Efficacy and safety of sodium RISedronate for glucocorticoid-induced OsTeoporosis with rheumaTOid arthritis (RISOTTO study): A multicentre, double-blind, randomized, placebo-controlled trial

Abstract

Objective

No evidence has shown the efficacy of Sodium Risedronate (Risedronate) for glucocorticoid-induced osteoporosis (GIO) in patients with Rheumatoid arthritis (RA). The aim of this study was to explore the effectiveness and safety of Risedronate for GIO complicated with RA.

Methods

This was a six-month randomized, double-blind, placebo-controlled trial of 95 patients with GIO complicated with RA from 19 centers.

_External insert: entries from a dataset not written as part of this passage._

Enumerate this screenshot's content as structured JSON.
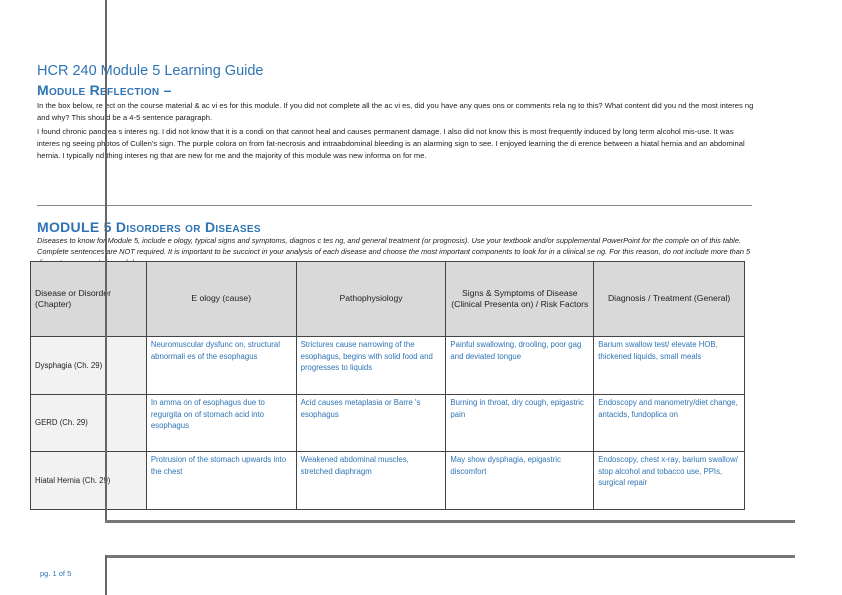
{
  "title": "HCR 240 Module 5 Learning Guide",
  "reflection": {
    "heading": "Module Reflection –",
    "prompt": "In the box below, re ect on the course material & ac vi es for this module.  If you did not complete all the ac vi es, did you have any ques ons or comments rela ng to this?  What content did you nd the most interes ng and why?  This should be a 4-5 sentence paragraph.",
    "answer": "I found chronic pancrea s interes ng. I did not know that it is a condi on that cannot heal and causes permanent damage. I also did not know this is most frequently induced by long term alcohol mis-use. It was interes ng seeing photos of Cullen’s sign. The purple colora on from fat-necrosis and intraabdominal bleeding is an alarming sign to see. I enjoyed learning the di erence between a hiatal hernia and an abdominal hernia. I typically nd thing interes ng that are new for me and the majority of this module was new informa on for me."
  },
  "disorders": {
    "heading": "MODULE 5 Disorders or Diseases",
    "instructions": "Diseases to know for Module 5, include e ology, typical signs and symptoms, diagnos c tes ng, and general treatment (or prognosis).  Use your textbook and/or supplemental PowerPoint for the comple on of this table.  Complete sentences are NOT required.   It is important to be succinct in your analysis of each disease and choose the most important components to look for in a clinical se ng. For this reason, do not include more than 5 di erent components in each box.",
    "columns": [
      "Disease or Disorder (Chapter)",
      "E ology (cause)",
      "Pathophysiology",
      "Signs & Symptoms of Disease (Clinical Presenta on) / Risk Factors",
      "Diagnosis / Treatment (General)"
    ],
    "rows": [
      [
        "Dysphagia (Ch. 29)",
        "Neuromuscular dysfunc on, structural abnormali es of the esophagus",
        "Strictures cause narrowing of the esophagus, begins with solid food and progresses to liquids",
        "Painful swallowing, drooling, poor gag and deviated tongue",
        "Barium swallow test/ elevate HOB, thickened liquids, small meals"
      ],
      [
        "GERD (Ch. 29)",
        "In amma on of esophagus due to regurgita on of stomach acid into esophagus",
        "Acid causes metaplasia or Barre 's esophagus",
        "Burning in throat, dry cough, epigastric pain",
        "Endoscopy and manometry/diet change, antacids, fundoplica on"
      ],
      [
        "Hiatal Hernia (Ch. 29)",
        "Protrusion of the stomach upwards into the chest",
        "Weakened abdominal muscles, stretched diaphragm",
        "May show dysphagia, epigastric discomfort",
        "Endoscopy, chest x-ray, barium swallow/ stop alcohol and tobacco use, PPIs, surgical repair"
      ]
    ]
  },
  "footer": {
    "page": "pg. 1 of 5"
  },
  "colors": {
    "accent": "#2e74b5"
  }
}
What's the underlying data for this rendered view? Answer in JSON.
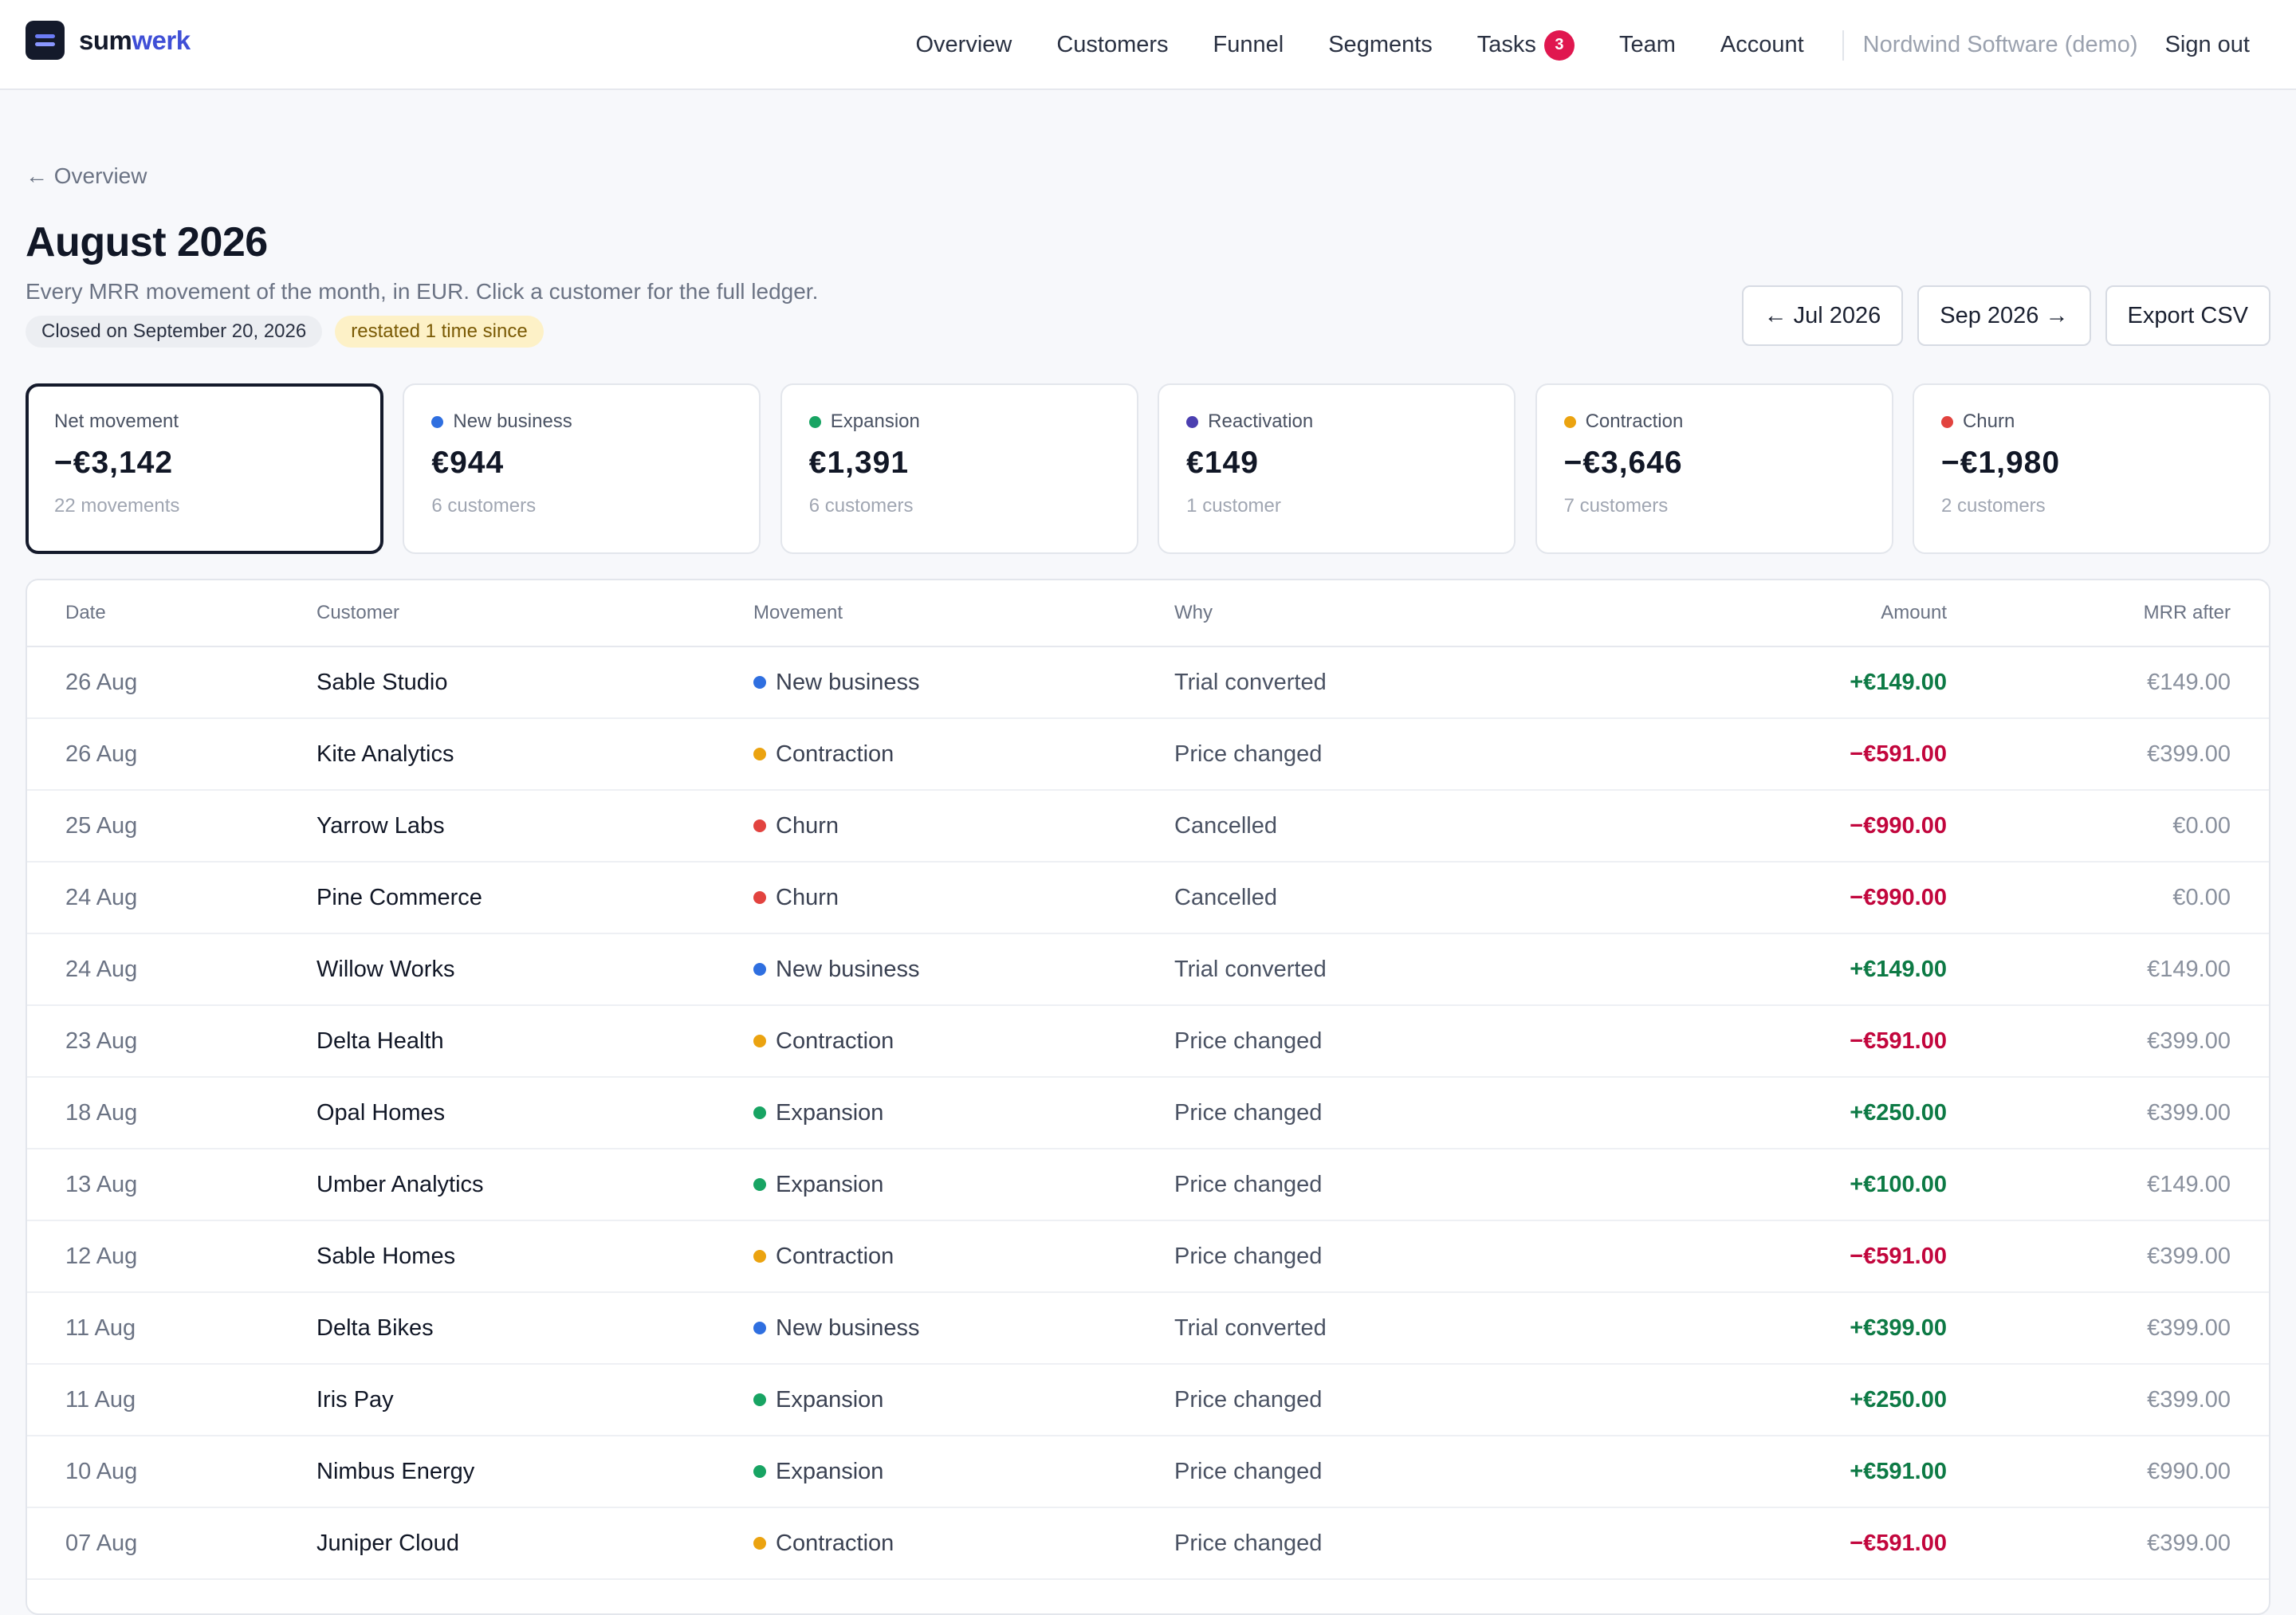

The primary endpoint was the change from baseline in lumbar spine bone mineral density (L-BMD). Secondary endpoints included changes in femoral neck and total hip BMD and bone turnover markers, as well as rheumatoid arthritis Disease Activity Score with 28-joint counts. Incident of non-traumatic spine fractures and adverse events were tracked as safety endpoints.

Results

Increase in L-BMD was significantly greater in the Risedronate group compared to the Placebo group (Risedronate: 3.49% [95% CI: 1.92–5.05] vs Placebo: 0.12% [95% CI: −2.07 to 2.30], p < .0001). No significant difference was found in the femoral neck and total hip BMD. Although adverse events were observed in 28 patients, none were considered serious. Non-traumatic vertebral fractures were identified in 10 patients.

Conclusion

Risedronate was effective in increasing L-BMD and was well tolerated in patients with GIO complicated with RA.

Keywords:

• Glucocorticoid-induced osteoporosis
• rheumatoid arthritis
• randomized control study
• sodium risedronate

Acknowledgments

We would like to thank the patients for participating and Nao Horie for supporting this study as a clinical research coordinator.

Conflict of interests

Dr. Atsumi reports personal fees from Eisai, during the conduct of the study; grants and personal fees from Astellas, grants and personal fees from Takeda, grants and personal fees from Mitsubishi Tanabe, grants and personal fees from Chugai, grants and personal fees from Pfizer, grants from Daiichi Sankyo, grants from Otsuka, personal fees from AbbVie, outside the submitted work. Dr. Yasuda reports grants from Bristol-Myers Squibb Co., personal fees from Chugai Pharmaceutical Co., Ltd., Mitsubishi Tanabe Pharma Co., Pfizer Inc., and GlaxoSmithKline, outside the submitted work. Dr. Kato has received research grants from AbbVie, Actelion, and GlaxoSmithKline and speaking fees from Eli Lilly. The other authors declare no conflict of interest associated with this manuscript.